Being ready to join the cohort in the business world who will take the lead requires a sophisticated strategy. Researching workforce trends and industry innovations, and keeping your management and workforce informed is only the beginning.  Transforming our business model to maintain cohesiveness and productivity while we invest in and implement this new technology are first steps to look at.

While we jest about The Matrix, we know that today’s machines aren’t the Hal 9000 that Kubrick created in 2001: A Space Odyssey.  Robotics and automation remain subordinate - to the people like us, who program them.

Let’s take one of HR’s most significant tasks as an example: recruitment. It’s forecasted that scanning resumes will become automated. But the programming of automated services that do this task will still need to be written, coded and put in place - by us.  Determining the right skill set, experiences, education of the potential recruit, and writing the algorithms to calculate their potential, will remain a human element.  

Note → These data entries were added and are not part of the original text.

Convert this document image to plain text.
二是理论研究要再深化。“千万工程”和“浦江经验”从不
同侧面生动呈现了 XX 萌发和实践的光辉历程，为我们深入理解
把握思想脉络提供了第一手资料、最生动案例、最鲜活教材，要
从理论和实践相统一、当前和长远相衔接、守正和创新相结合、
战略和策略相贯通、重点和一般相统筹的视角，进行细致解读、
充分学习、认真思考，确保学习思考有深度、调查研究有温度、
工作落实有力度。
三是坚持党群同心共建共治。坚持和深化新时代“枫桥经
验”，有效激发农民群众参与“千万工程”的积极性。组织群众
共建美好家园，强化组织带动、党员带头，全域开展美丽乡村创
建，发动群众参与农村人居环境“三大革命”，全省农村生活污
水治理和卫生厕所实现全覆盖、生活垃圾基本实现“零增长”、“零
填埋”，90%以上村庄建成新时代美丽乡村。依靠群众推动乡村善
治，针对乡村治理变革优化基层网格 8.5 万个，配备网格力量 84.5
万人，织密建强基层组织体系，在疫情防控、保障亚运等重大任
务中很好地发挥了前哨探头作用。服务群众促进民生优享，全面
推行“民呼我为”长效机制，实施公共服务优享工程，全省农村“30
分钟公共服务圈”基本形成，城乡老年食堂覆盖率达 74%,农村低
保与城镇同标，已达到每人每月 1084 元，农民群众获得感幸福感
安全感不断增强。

Where the technology will be transformative, however, is in its potential to transform our discussions. Rather than sifting through the overwhelming load of administrative tasks involved in recruitment, we will outsource this to automation and spend our human time instead conducting meaningful discussions about the true attributes required for the job.  Time and resources can then be invested into creative recruitment and recruiting on merit - considering candidates who may have otherwise been dismissed because of bias or stereotypes.

As a result the collective, not the machine, will have the capacity to better direct our human resources, making the right choices thoughtfully, carefully and thoroughly.


Royal astronomer Sir Martin Rees believes that we’re rapidly heading toward a ‘post-human future’, and that ‘the period of time occupied by organic intelligence is just a thin sliver between early life and the long era of the machines.’

Perhaps a slightly more balanced and less extreme view is provided by the McKinsey & Company report , which says ‘While automation will eliminate very few occupations entirely, it will affect portions of almost all jobs to a greater or lesser degree, depending on the type of work they entail.’

What we know for sure is that Artificial Intelligence is on its way, in every industry.  It is part of our future economic growth and the development of every business, big and small.  Now is the time to begin our thinking and strategy transformation, considering how innovation may help your business, but most importantly how will it change the way you do business.   From the people you employ, to the jobs that they do!